Imbauan Menjaga Kedamaian dan Saring Informasi
Irjen Isir menekankan agar para peserta aksi tetap mematuhi aturan hukum serta mengutamakan kenyamanan dan hak warga lainnya di ruang publik. Ia mengingatkan massa aksi agar tidak mudah terprovokasi oleh isu-isu yang belum terverifikasi maupun potensi tindakan anarkis.
“Kebebasan berpendapat harus berjalan seiring dengan tanggung jawab. Mari kita jaga ruang demokrasi agar tetap sehat, sehingga setiap aspirasi dapat disampaikan dengan cara yang baik, tertib, dan bermartabat,” tegasnya.
Peta Elemen Massa dan Tuntutan Unjuk Rasa 27 Agustus
Kawasan Senayan diproyeksikan bakal dipadati oleh berbagai kelompok masyarakat, mahasiswa, hingga aliansi daerah yang membawa beragam fokus tuntutan:
1. Aliansi Masyarakat Pati Bersatu (AMPB)
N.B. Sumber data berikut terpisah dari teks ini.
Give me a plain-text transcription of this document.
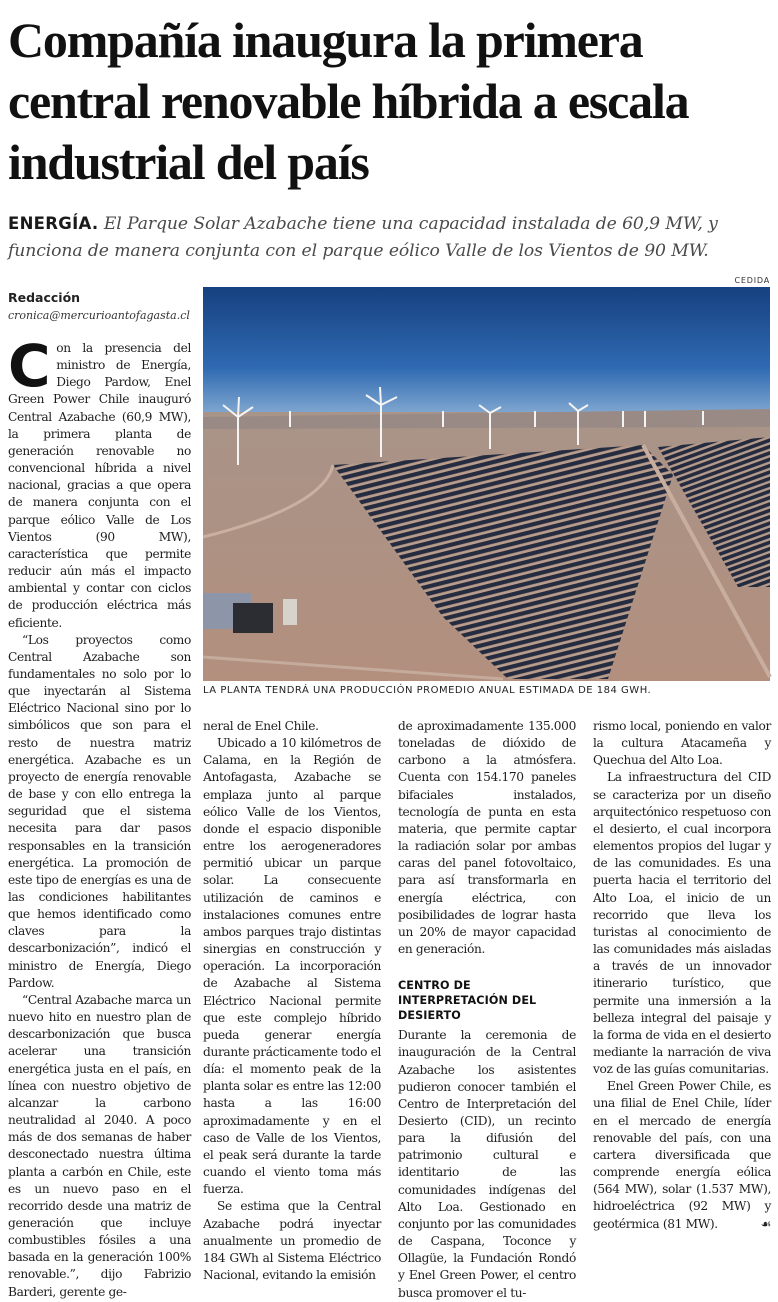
Compañía inaugura la primera central renovable híbrida a escala industrial del país
ENERGÍA. El Parque Solar Azabache tiene una capacidad instalada de 60,9 MW, y funciona de manera conjunta con el parque eólico Valle de los Vientos de 90 MW.
Redacción
cronica@mercurioantofagasta.cl
CEDIDA
LA PLANTA TENDRÁ UNA PRODUCCIÓN PROMEDIO ANUAL ESTIMADA DE 184 GWH.

Con la presencia del ministro de Energía, Diego Pardow, Enel Green Power Chile inauguró Central Azabache (60,9 MW), la primera planta de generación renovable no convencional híbrida a nivel nacional, gracias a que opera de manera conjunta con el parque eólico Valle de Los Vientos (90 MW), característica que permite reducir aún más el impacto ambiental y contar con ciclos de producción eléctrica más eficiente.

“Los proyectos como Central Azabache son fundamentales no solo por lo que inyectarán al Sistema Eléctrico Nacional sino por lo simbólicos que son para el resto de nuestra matriz energética. Azabache es un proyecto de energía renovable de base y con ello entrega la seguridad que el sistema necesita para dar pasos responsables en la transición energética. La promoción de este tipo de energías es una de las condiciones habilitantes que hemos identificado como claves para la descarbonización”, indicó el ministro de Energía, Diego Pardow.

“Central Azabache marca un nuevo hito en nuestro plan de descarbonización que busca acelerar una transición energética justa en el país, en línea con nuestro objetivo de alcanzar la carbono neutralidad al 2040. A poco más de dos semanas de haber desconectado nuestra última planta a carbón en Chile, este es un nuevo paso en el recorrido desde una matriz de generación que incluye combustibles fósiles a una basada en la generación 100% renovable.”, dijo Fabrizio Barderi, gerente ge-

neral de Enel Chile.

Ubicado a 10 kilómetros de Calama, en la Región de Antofagasta, Azabache se emplaza junto al parque eólico Valle de los Vientos, donde el espacio disponible entre los aerogeneradores permitió ubicar un parque solar. La consecuente utilización de caminos e instalaciones comunes entre ambos parques trajo distintas sinergias en construcción y operación. La incorporación de Azabache al Sistema Eléctrico Nacional permite que este complejo híbrido pueda generar energía durante prácticamente todo el día: el momento peak de la planta solar es entre las 12:00 hasta a las 16:00 aproximadamente y en el caso de Valle de los Vientos, el peak será durante la tarde cuando el viento toma más fuerza.

Se estima que la Central Azabache podrá inyectar anualmente un promedio de 184 GWh al Sistema Eléctrico Nacional, evitando la emisión

de aproximadamente 135.000 toneladas de dióxido de carbono a la atmósfera. Cuenta con 154.170 paneles bifaciales instalados, tecnología de punta en esta materia, que permite captar la radiación solar por ambas caras del panel fotovoltaico, para así transformarla en energía eléctrica, con posibilidades de lograr hasta un 20% de mayor capacidad en generación.

CENTRO DE INTERPRETACIÓN DEL DESIERTO

Durante la ceremonia de inauguración de la Central Azabache los asistentes pudieron conocer también el Centro de Interpretación del Desierto (CID), un recinto para la difusión del patrimonio cultural e identitario de las comunidades indígenas del Alto Loa. Gestionado en conjunto por las comunidades de Caspana, Toconce y Ollagüe, la Fundación Rondó y Enel Green Power, el centro busca promover el tu-

rismo local, poniendo en valor la cultura Atacameña y Quechua del Alto Loa.

La infraestructura del CID se caracteriza por un diseño arquitectónico respetuoso con el desierto, el cual incorpora elementos propios del lugar y de las comunidades. Es una puerta hacia el territorio del Alto Loa, el inicio de un recorrido que lleva los turistas al conocimiento de las comunidades más aisladas a través de un innovador itinerario turístico, que permite una inmersión a la belleza integral del paisaje y la forma de vida en el desierto mediante la narración de viva voz de las guías comunitarias.

Enel Green Power Chile, es una filial de Enel Chile, líder en el mercado de energía renovable del país, con una cartera diversificada que comprende energía eólica (564 MW), solar (1.537 MW), hidroeléctrica (92 MW) y geotérmica (81 MW).	☙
Mendesak DPR RI untuk segera mengesahkan RUU Perampasan Aset serta mengusut tuntas dugaan korupsi yang melibatkan pejabat Pemkab Pati. Selain itu, mereka menyuarakan keberatan atas penundaan transaksi rekening donasi operasional aksi.
2. Aliansi Masyarakat Depok Bersatu (AMDB)
Membawa sekitar 2.000 massa yang diawali aksi di DPRD Kota Depok sebelum bergabung ke Senayan. Tuntutan utama mereka meliputi pengesahan RUU Perampasan Aset, penerapan hukuman mati bagi koruptor, serta penurunan harga bahan pokok.
3. Aliansi Gerakan Rakyat Menggugat (GERAM)
Terdiri dari koalisi 14 organisasi mahasiswa dan elemen masyarakat sipil dengan perkiraan massa mencapai 1.000 orang. Mereka mengusung 10 isu strategis mulai dari penegakan demokrasi, kebijakan ekonomi, pendidikan, kesehatan, ketenagakerjaan, hingga penghentian kriminalisasi aktivis.
4. Relawan Madura Pengawal Program Presiden Prabowo (RMP4)
Massa asal Bangkalan, Jawa Timur, ini hadir untuk menyampaikan dukungan terhadap program strategis pemerintah seperti Makan Bergizi Gratis (MBG), sembari menyalurkan masukan evaluasi demi perbaikan tata kelola di lapangan.
Meski gelombang unjuk rasa diperkirakan cukup besar, aktivitas legislatif di Gedung DPR/MPR RI dipastikan tetap berjalan sesuai agenda, termasuk agenda Rapat Paripurna dan rapat-rapat Komisi.